The average time to symptom recovery for all concussion patients was 54 days. However, compared to the female patients who recovered in an average of 26.3 days, recovery was significantly longer for the male patients (an average of 66.9 days), irrespective of initial symptom severity. Although the Pitt study focused on high school athletes, here at ThirdAge we believe the research could eventually have implications for older people who suffer concussions as a result of falls as well as for people who are involved in auto accidents.

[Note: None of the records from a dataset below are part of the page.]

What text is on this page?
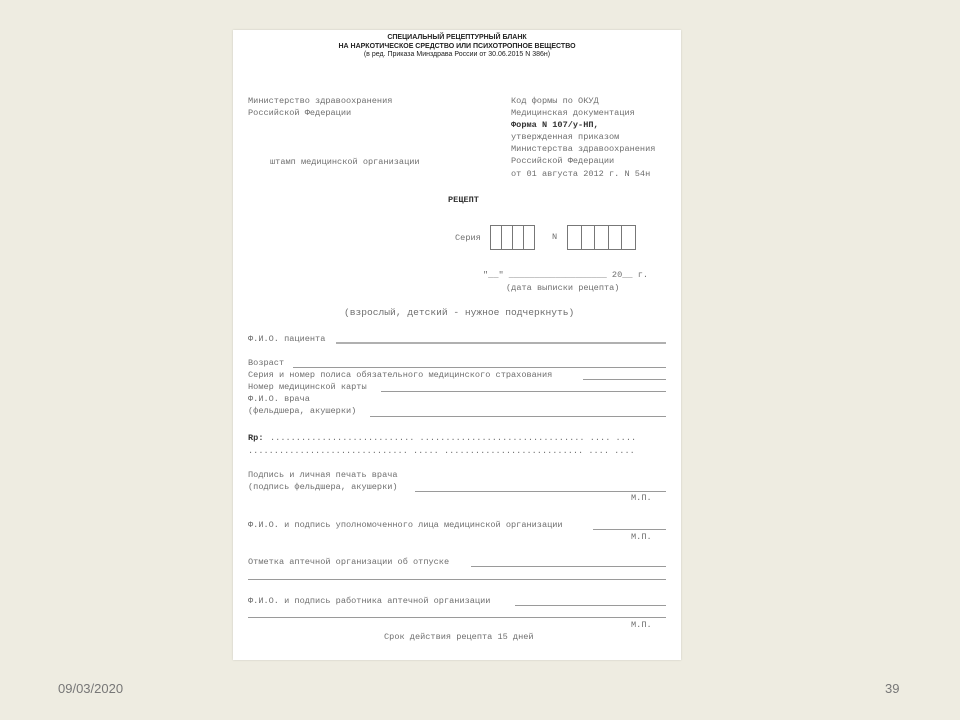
СПЕЦИАЛЬНЫЙ РЕЦЕПТУРНЫЙ БЛАНК
НА НАРКОТИЧЕСКОЕ СРЕДСТВО ИЛИ ПСИХОТРОПНОЕ ВЕЩЕСТВО
(в ред. Приказа Минздрава России от 30.06.2015 N 386н)
Министерство здравоохранения
Российской Федерации
штамп медицинской организации
Код формы по ОКУД
Медицинская документация
Форма N 107/у-НП,
утвержденная приказом
Министерства здравоохранения
Российской Федерации
от 01 августа 2012 г. N 54н
РЕЦЕПТ
Серия	N
"__" ___________________ 20__ г.
(дата выписки рецепта)
(взрослый, детский - нужное подчеркнуть)
Ф.И.О. пациента
Возраст
Серия и номер полиса обязательного медицинского страхования
Номер медицинской карты
Ф.И.О. врача
(фельдшера, акушерки)
Rp: ............................ ................................ .... ....
............................... ..... ........................... .... ....
Подпись и личная печать врача
(подпись фельдшера, акушерки)
М.П.
Ф.И.О. и подпись уполномоченного лица медицинской организации
М.П.
Отметка аптечной организации об отпуске
Ф.И.О. и подпись работника аптечной организации
М.П.
Срок действия рецепта 15 дней
09/03/2020	39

Also, these findings are important for you to know if your grandchildren play sports. As researcher Saeed Fakhran, M.D. put it,“Currently, we are heavily reliant on patient reporting, and patients may have ulterior motives, such as wanting to get back to play. But you can't trick an MR scanner."
A release from the Radiological Society of American reports that each year, more than 17 million Americans suffer a mild traumatic brain injury (mTBI), more commonly known as a concussion. Approximately 15 percent of these people suffer persistent symptoms beyond three months.
Assessing outcomes and recovery time after concussion can be very subjective. Typically, physicians must rely on patient cooperation to assess injury severity.
The release quotes Saeed Fakhran, M.D., assistant professor of neuroradiology, as saying, "MRI and CT brain images of concussion patients are often normal. Diffusion tensor imaging is the first imaging technique that shows abnormalities associated with concussion, because it is able to see white matter tracts at a microscopic level."
DTI is an advanced form of MRI that allows researchers to assess microscopic changes in the brain's white matter. The brain's white matter is composed of millions of nerve fibers called axons that act like communication cables connecting various regions of the brain. DTI produces a measurement, called fractional anisotropy (FA), of the movement of water molecules along axons. In healthy white matter, the direction of water movement is fairly uniform and measures high in FA. When water movement is more random, FA values decrease. Abnormally low FA is associated with cognitive impairment in patients with brain injuries.
"In the future, we would like to look at the issue of gender and concussions more in depth to determine who does better and why," Dr. Fakhran said.